Why many firms aren't seeing enterprise lift (yet)

  • No formal usage policy or approval workflow-shadow AI proliferates.
  • Legal and regulatory pressure, especially in Europe.
  • Cost and privacy concerns (52% of practitioners cite these as blockers).
  • Tool sprawl and weak integration into SDLC, testing, and release gates.

Talent is shifting

Entry-level tasks-basic testing and routine coding-are getting automated first. Junior roles move up the stack faster, or they stall. Senior engineers and architects spend more time reviewing, supervising AI outputs, and setting standards.

That demands new skills: specification writing, model-aware code review, data hygiene, and control design.

What finance leaders should put in place over the next 12-18 months

  • Pick high-clarity pilot areas: test automation, documentation, internal tooling, data wrangling for analytics.
  • Stand up AI usage policy: approved tools, data handling rules, retention, and auditability.
  • Data controls: prevent sensitive data leakage; use secure endpoints; classify prompts and outputs.
  • Procurement and cost model: usage caps, unit economics, and value tracking by team.
  • SDLC integration: AI code must pass the same static analysis, tests, and change review as human code.
  • Specification-as-asset: version prompts/requirements, peer-review them, and tie them to tickets and releases.
  • Risk and compliance alignment: map use cases to the EU AI Act and the NIST AI Risk Management Framework.
  • Human-in-the-loop checkpoints: code review, data provenance, and output verification by role.
  • Training: specification writing, prompt patterns, secure use, and review techniques for every level.
  • Measurement: track time saved, defect rates, cycle time, and model costs-retire what doesn't pay back.

Build a specification-first capability

  • Define a lightweight schema for intent: goal, constraints, edge cases, non-functionals, compliance notes.
  • Version and reuse: store specs alongside code; link to tests and releases.
  • Validate intent: peer-review specs like you review code; add acceptance criteria and risk notes.
  • Close the loop: compare outputs to the original intent and log gaps for reuse and training.

This is how you compound learning across teams instead of re-solving the same problems.

Metrics that keep you honest

  • Cycle time from ticket to merge; change failure rate; mean time to restore.
  • Defect density and test coverage on AI-generated changes vs. human-written changes.
  • Review throughput and rework rate on AI-assisted PRs.
  • Hours saved per engineer per week, validated by baseline studies.
  • Incident count tied to data leakage, privacy breaches, or non-compliant outputs.
  • Model usage costs per shipped feature and per avoided manual hour.

Where to skill up

For practical governance and adoption guidance, see AI for Finance.
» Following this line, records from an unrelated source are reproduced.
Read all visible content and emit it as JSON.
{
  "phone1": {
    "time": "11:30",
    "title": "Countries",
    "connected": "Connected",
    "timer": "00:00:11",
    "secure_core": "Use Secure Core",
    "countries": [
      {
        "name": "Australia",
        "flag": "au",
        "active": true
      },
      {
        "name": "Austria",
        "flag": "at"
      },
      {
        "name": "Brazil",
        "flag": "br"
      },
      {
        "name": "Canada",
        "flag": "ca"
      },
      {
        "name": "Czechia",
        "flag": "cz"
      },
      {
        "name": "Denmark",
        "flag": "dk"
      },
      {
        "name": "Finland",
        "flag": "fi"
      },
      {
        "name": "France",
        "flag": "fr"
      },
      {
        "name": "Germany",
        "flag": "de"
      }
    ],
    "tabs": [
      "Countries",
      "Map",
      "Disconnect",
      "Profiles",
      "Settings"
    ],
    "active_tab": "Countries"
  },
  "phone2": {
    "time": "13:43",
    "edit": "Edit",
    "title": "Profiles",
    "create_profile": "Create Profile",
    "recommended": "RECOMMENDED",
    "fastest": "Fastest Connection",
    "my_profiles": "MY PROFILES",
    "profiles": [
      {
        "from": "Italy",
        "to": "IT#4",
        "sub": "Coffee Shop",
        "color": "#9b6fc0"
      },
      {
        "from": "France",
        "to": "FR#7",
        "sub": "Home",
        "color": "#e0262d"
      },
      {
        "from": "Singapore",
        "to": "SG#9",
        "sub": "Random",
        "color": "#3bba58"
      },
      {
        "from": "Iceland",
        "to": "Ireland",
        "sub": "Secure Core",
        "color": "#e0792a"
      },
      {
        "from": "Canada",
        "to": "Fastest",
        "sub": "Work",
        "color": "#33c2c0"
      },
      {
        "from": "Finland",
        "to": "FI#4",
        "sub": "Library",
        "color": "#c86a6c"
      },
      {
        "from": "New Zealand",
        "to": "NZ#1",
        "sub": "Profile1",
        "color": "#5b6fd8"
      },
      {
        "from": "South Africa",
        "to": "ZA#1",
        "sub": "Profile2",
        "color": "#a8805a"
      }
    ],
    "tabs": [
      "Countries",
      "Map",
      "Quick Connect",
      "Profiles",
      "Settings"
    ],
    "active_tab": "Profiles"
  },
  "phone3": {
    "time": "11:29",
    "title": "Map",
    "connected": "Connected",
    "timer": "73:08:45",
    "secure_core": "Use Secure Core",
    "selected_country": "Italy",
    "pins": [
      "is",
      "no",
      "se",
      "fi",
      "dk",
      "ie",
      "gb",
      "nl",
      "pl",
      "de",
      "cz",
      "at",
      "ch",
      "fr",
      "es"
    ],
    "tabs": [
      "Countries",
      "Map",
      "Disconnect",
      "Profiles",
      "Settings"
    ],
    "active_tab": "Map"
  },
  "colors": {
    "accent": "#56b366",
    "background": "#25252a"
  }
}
For engineering teams formalizing AI-assisted workflows, the AI Learning Path for Software Developers can speed up safe implementation.

The bottom line

Gen AI is already saving time for developers in financial services. To convert that into enterprise value, treat intent as an asset, wire AI into your SDLC with controls, and measure the gains. The firms that do this will ship faster with fewer errors-and stay inside the lines.